Burqa et niqab : le Portugal adopte définitivement l’interdiction dans l’espace public
Le Portugal franchit une nouvelle étape dans l’encadrement du port de vêtements couvrant intégralement le visage. Le président de la République, António José Seguro, a promulgué la loi adoptée par le Parlement à l’initiative du parti d’extrême droite Chega, interdisant la dissimulation du visage dans les espaces publics. Le texte avait été adopté par les députés portugais en juillet avec le soutien de la droite et de l’extrême droite.
Présentée officiellement sous l’angle de l’identification des personnes et de la sécurité dans l’espace public, la réforme est toutefois appelée dans les médias portugais la « loi des burqas ». Elle concerne notamment, dans les faits, le port du niqab et de la burqa par certaines femmes musulmanes.
Une loi défendue au nom de l’identification
Le texte interdit le port de vêtements ou d’accessoires destinés à empêcher l’identification d’une personne dans les lieux publics. Il prévoit également des dispositions visant les situations dans lesquelles une personne serait contrainte de dissimuler son visage pour des motifs liés notamment au genre, à la religion, à l’âge ou à l’origine.
En justifiant sa décision, António José Seguro a insisté sur l’importance du visage dans les interactions sociales et dans l’identification des personnes. Le chef de l’État a parallèlement reconnu la dimension particulièrement sensible du sujet sur les plans social et culturel.
Cette promulgation intervient après l’adoption de la loi par le Parlement portugais en juillet. Le texte avait obtenu le soutien des formations de droite et de Chega, tandis que les principaux partis de gauche s’y étaient opposés.
Des sanctions financières prévues
La nouvelle réglementation prévoit des sanctions financières pour les personnes qui enfreignent les dispositions relatives à la dissimulation du visage.
Le texte prévoit également plusieurs exceptions. Certaines situations liées à la santé, à l’activité professionnelle, aux pratiques artistiques ou aux conditions météorologiques sont notamment prises en compte. Des dérogations concernent également certains lieux spécifiques, parmi lesquels les lieux de culte, les représentations diplomatiques et les avions.
La mesure ne se limite donc pas au port de vêtements religieux : sa formulation générale vise plus largement les dispositifs permettant de masquer le visage dans l’espace public.
Une initiative portée par l’extrême droite
Le texte trouve son origine dans une initiative de Chega, formation d’extrême droite qui avait fait de l’interdiction de la dissimulation du visage un sujet politique.
Au cours du processus parlementaire, le texte a été remanié afin de mettre davantage l’accent sur l’identification et la sécurité plutôt que sur une interdiction explicitement ciblée sur les vêtements religieux. Cette évolution n’a toutefois pas empêché les critiques de considérer la réforme comme visant principalement le burqa et le niqab.
Le débat s’inscrit dans un contexte européen où plusieurs pays ont déjà adopté des restrictions concernant la dissimulation du visage dans l’espace public, avec des cadres juridiques et des modalités différentes.
Une réforme qui suscite la controverse
La promulgation relance également les interrogations sur l’équilibre entre les impératifs de sécurité, le principe d’identification dans l’espace public et la liberté individuelle.

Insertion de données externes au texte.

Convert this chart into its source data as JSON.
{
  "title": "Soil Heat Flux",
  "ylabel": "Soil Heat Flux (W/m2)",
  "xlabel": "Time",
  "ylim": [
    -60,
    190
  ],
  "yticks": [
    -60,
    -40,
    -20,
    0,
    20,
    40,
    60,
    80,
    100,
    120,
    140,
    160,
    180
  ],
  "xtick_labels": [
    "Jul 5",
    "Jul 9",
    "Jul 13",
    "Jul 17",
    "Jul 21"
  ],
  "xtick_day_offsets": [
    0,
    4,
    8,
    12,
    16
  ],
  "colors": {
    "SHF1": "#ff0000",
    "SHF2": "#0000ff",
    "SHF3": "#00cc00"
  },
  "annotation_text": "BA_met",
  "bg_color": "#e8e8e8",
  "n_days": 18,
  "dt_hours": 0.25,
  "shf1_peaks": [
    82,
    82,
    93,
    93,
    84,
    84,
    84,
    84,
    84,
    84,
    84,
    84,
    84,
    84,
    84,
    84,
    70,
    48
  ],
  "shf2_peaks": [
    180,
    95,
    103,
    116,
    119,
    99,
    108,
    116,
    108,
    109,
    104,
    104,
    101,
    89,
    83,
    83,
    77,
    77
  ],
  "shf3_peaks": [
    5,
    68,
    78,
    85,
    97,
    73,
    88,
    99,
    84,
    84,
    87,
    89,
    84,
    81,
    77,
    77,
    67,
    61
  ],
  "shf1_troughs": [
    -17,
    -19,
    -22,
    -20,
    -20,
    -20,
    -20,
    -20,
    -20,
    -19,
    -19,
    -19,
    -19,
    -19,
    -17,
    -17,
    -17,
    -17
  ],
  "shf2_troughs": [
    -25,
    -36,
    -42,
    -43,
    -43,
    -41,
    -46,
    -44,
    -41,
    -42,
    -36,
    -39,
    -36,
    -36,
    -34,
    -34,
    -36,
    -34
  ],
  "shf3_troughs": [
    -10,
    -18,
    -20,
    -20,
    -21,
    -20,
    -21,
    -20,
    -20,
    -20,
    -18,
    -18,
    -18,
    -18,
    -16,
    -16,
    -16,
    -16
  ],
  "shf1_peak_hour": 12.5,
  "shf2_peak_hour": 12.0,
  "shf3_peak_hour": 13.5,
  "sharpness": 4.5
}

Les opposants à la mesure estiment notamment qu'une réglementation générale peut avoir un impact disproportionné sur les femmes musulmanes portant un voile intégral pour des raisons religieuses. Avant même l'adoption définitive du texte, des voix critiques avaient dénoncé une mesure susceptible de porter atteinte aux libertés fondamentales.
Le débat portugais rejoint ainsi une question plus large qui traverse plusieurs sociétés européennes : jusqu’où l’État peut-il réglementer l’apparence des individus dans l’espace public au nom de la sécurité et de l’identification ?
Une nouvelle ligne politique au Portugal
Cette promulgation intervient quelques mois après l’entrée en fonction d’António José Seguro, élu président de la République en février 2026 et investi le 9 mars. Ancien dirigeant du Parti socialiste, il exerce désormais une fonction institutionnelle qui l’amène à arbitrer entre les textes adoptés par le Parlement et les exigences constitutionnelles.
Avec cette décision, le Portugal inscrit donc dans son droit une nouvelle restriction concernant la dissimulation du visage dans les espaces publics. Son application et ses éventuelles conséquences sociales devraient désormais alimenter le débat politique et juridique dans le pays.